“We had a Negro woman named Irma who helped with the cleaning, ironing, etc. Some days she would stand at that ironing board all day long. She made $3.00 a week, which was the average being made by maids at that time. Some years later she, like so many of the blacks, moved to Indianapolis. They went north to try to get better wages but many came back because they were not happy up there.
“There were two sixth grade rooms, one in the Davis School building, and the other in the Junior High building. The one in the Junior High was very crowded but they managed to squeeze me in because that’s where my friends were. Everyone was so nice to me, and I just knew I was going to be happy again. They had a Who’s Who contest a few days after I arrived and voted me the smartest girl in the class. (They were probably just being nice, but I was flattered.)
“After exactly one week the principal, Mrs. Emma B. Stinson, came in one day and called me out of the room. She said that the room was too crowded and that I would have to be moved over to Davis School. It turned out that Rebecca Gary, who lived at Money, was going to start school in Greenwood and Mrs. Roe, who was on the school board, was a close friend of the Gary family. Rebecca wanted to be in that room too because Lora D. Roe, her friend, was in there, and Mrs. Roe decided that since they couldn’t put us both in there, they would just move me, along with a boy who had been in the room all year but who lived in Money, over to Davis. J.D. Garrick, the boy, ran off down the railroad tracks crying, and I sat in Mrs. Stinson’s office crying. She called Big and told her to come see about me, and I heard her tell Big that I was just fine and was going to be happy. I never did like her after that, and I was off to a bad start.
“Mrs. Blalock, the sixth grade teacher at Davis, was very sweet and kept all of the children except me after school to ask them to be especially nice to me since my Daddy had just died and I was unhappy about being moved from the other class. They were nice, and I soon made some good friends in that room, but since the two classes did not even play together at recess I was never as close to my old friends.
“I remember that first Christmas how sad it was without Daddy. Mama was still not over the shock of his death, and somehow it seemed I had to grow up before I was ready to. There would never again be the big Christmas mornings we had known with Daddy bringing in fireworks and sharing all the fun with us. Mama tried to make things a little like they had been by whipping up an eggnog, but that wasn’t the same either without Daddy there to help. She always made divinity by Mrs. Ashcraft’s recipe in the Earnest Workers Cookbook and tinted it pink and green. She poured it into a huge china platter. She and Big made fruitcake. We each got a few gifts, but it was just not the same, and I realized then that life never would be the same again.”
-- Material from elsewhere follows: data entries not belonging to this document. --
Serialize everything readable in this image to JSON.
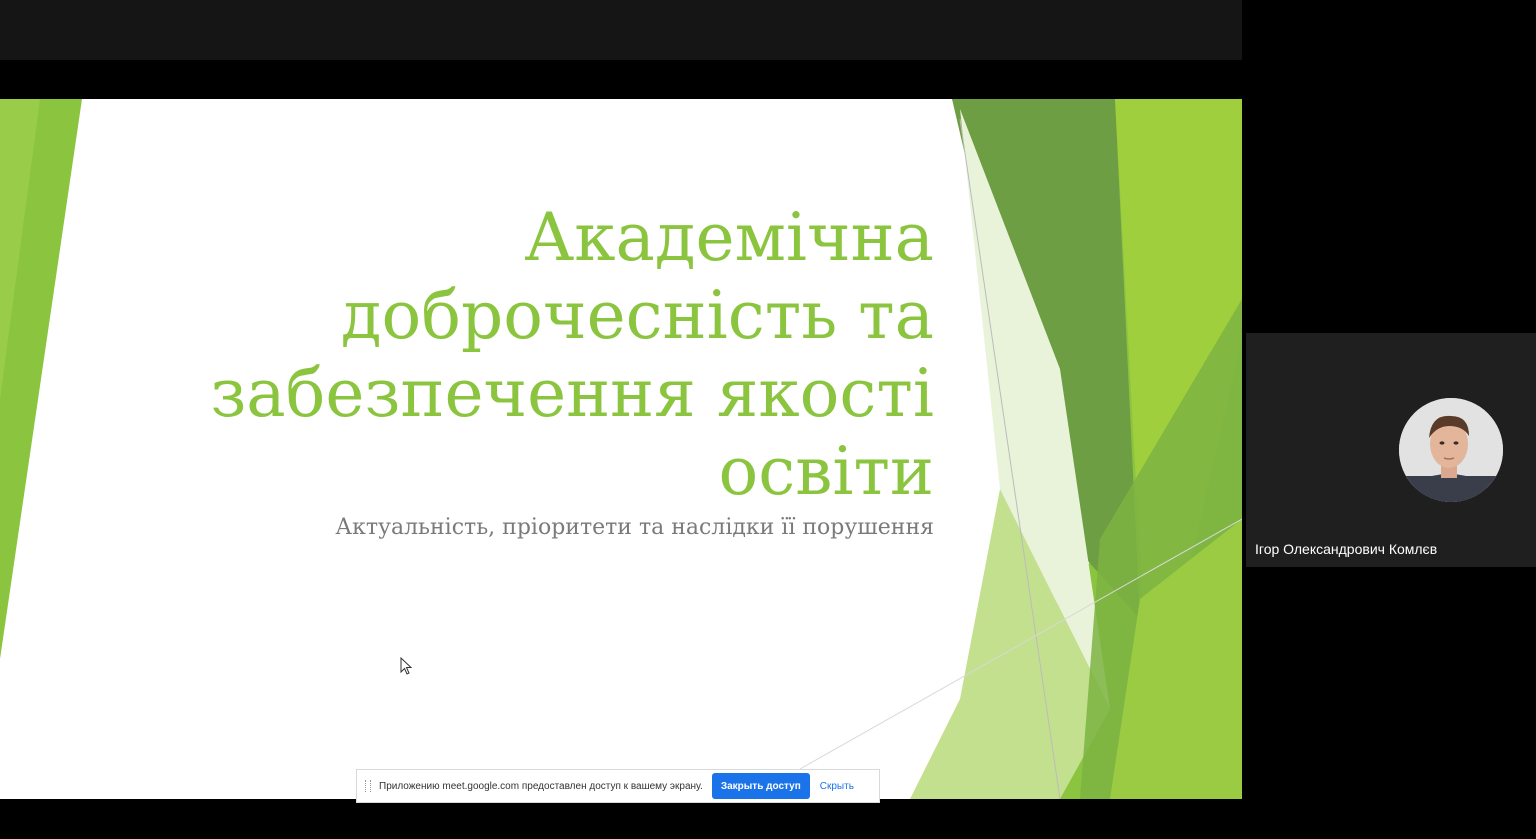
{
  "slide": {
    "title_lines": [
      "Академічна",
      "доброчесність та",
      "забезпечення якості",
      "освіти"
    ],
    "subtitle": "Актуальність, пріоритети та наслідки її порушення"
  },
  "share_bar": {
    "message": "Приложению meet.google.com предоставлен доступ к вашему экрану.",
    "stop_label": "Закрыть доступ",
    "hide_label": "Скрыть"
  },
  "participant": {
    "name": "Ігор Олександрович Комлєв"
  },
  "colors": {
    "accent_green": "#8bc53f",
    "button_blue": "#1a73e8",
    "tile_bg": "#1f1f1f"
  },
  "icons": {
    "cursor": "mouse-pointer-icon",
    "grip": "drag-handle-icon"
  }
}
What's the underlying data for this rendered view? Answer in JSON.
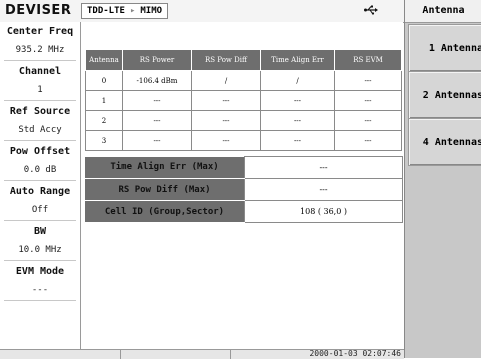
{
  "header": {
    "logo_text": "DEVISER",
    "mode_primary": "TDD-LTE",
    "mode_separator": "▸",
    "mode_secondary": "MIMO",
    "usb_icon": "usb-icon"
  },
  "params": [
    {
      "label": "Center Freq",
      "value": "935.2 MHz"
    },
    {
      "label": "Channel",
      "value": "1"
    },
    {
      "label": "Ref Source",
      "value": "Std Accy"
    },
    {
      "label": "Pow Offset",
      "value": "0.0 dB"
    },
    {
      "label": "Auto Range",
      "value": "Off"
    },
    {
      "label": "BW",
      "value": "10.0 MHz"
    },
    {
      "label": "EVM Mode",
      "value": "---"
    }
  ],
  "antenna_table": {
    "headers": [
      "Antenna",
      "RS Power",
      "RS Pow Diff",
      "Time Align Err",
      "RS EVM"
    ],
    "rows": [
      [
        "0",
        "-106.4 dBm",
        "/",
        "/",
        "---"
      ],
      [
        "1",
        "---",
        "---",
        "---",
        "---"
      ],
      [
        "2",
        "---",
        "---",
        "---",
        "---"
      ],
      [
        "3",
        "---",
        "---",
        "---",
        "---"
      ]
    ]
  },
  "summary_table": {
    "rows": [
      {
        "label": "Time Align Err (Max)",
        "value": "---"
      },
      {
        "label": "RS Pow Diff (Max)",
        "value": "---"
      },
      {
        "label": "Cell ID (Group,Sector)",
        "value": "108 ( 36,0 )"
      }
    ]
  },
  "softkeys": {
    "title": "Antenna",
    "items": [
      "1 Antenna",
      "2 Antennas",
      "4 Antennas"
    ]
  },
  "status": {
    "datetime": "2000-01-03 02:07:46"
  }
}
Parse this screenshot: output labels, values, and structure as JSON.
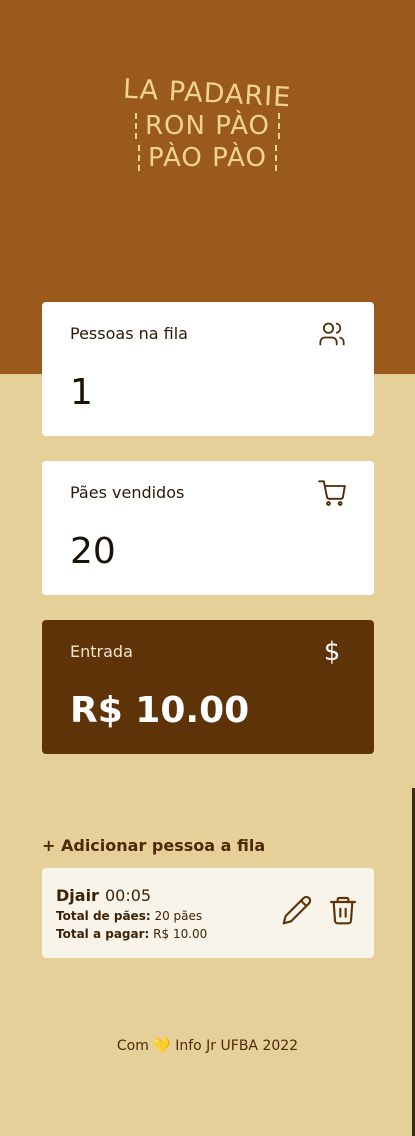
{
  "logo": {
    "line1": "LA PADARIE",
    "line2": "RON PÀO",
    "line3": "PÀO PÀO"
  },
  "stats": [
    {
      "label": "Pessoas na fila",
      "value": "1",
      "icon": "users-icon"
    },
    {
      "label": "Pães vendidos",
      "value": "20",
      "icon": "cart-icon"
    },
    {
      "label": "Entrada",
      "value": "R$ 10.00",
      "icon": "dollar-icon",
      "icon_glyph": "$"
    }
  ],
  "queue": {
    "add_label": "+ Adicionar pessoa a fila",
    "items": [
      {
        "name": "Djair",
        "time": "00:05",
        "total_paes_label": "Total de pães:",
        "total_paes_value": "20 pães",
        "total_pagar_label": "Total a pagar:",
        "total_pagar_value": "R$ 10.00"
      }
    ]
  },
  "footer": {
    "prefix": "Com",
    "heart": "💛",
    "suffix": "Info Jr UFBA 2022"
  },
  "colors": {
    "hero": "#9a5a1c",
    "background": "#e6d09a",
    "dark_card": "#5e3308",
    "accent_text": "#4d2a06"
  }
}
Cruelty among children is just part of growing up. Cruelty inflicted by adults is inexcusable, and this unnecessary incident at Davis School was egregious in every sense of the word. Sara despised bullies, no matter their station or their age, and she had a heart for the broken-hearted, especially little ones. I would like to reach back through the years and tie Mrs. Stinson, Mrs. Roe and Mrs. Gary into one large knot of infamy and shame. One has to hope that they later turned into human beings, but I doubt it.
And poor J.D. Garrick? Where did he run to that day? It couldn’t have been home, as he lived in Money. Apparently, he wound up back at Davis School, for his photo appears in the 1939 Deltonian as a senior. He worked on the Bulldog Broadcast, which Sara edited, so they must have stayed friends. J.D. served in the Navy during World War II and later lived in Grenada, dying there in 1997. May he have avoided mean girls and foolish parents for the rest of his long life.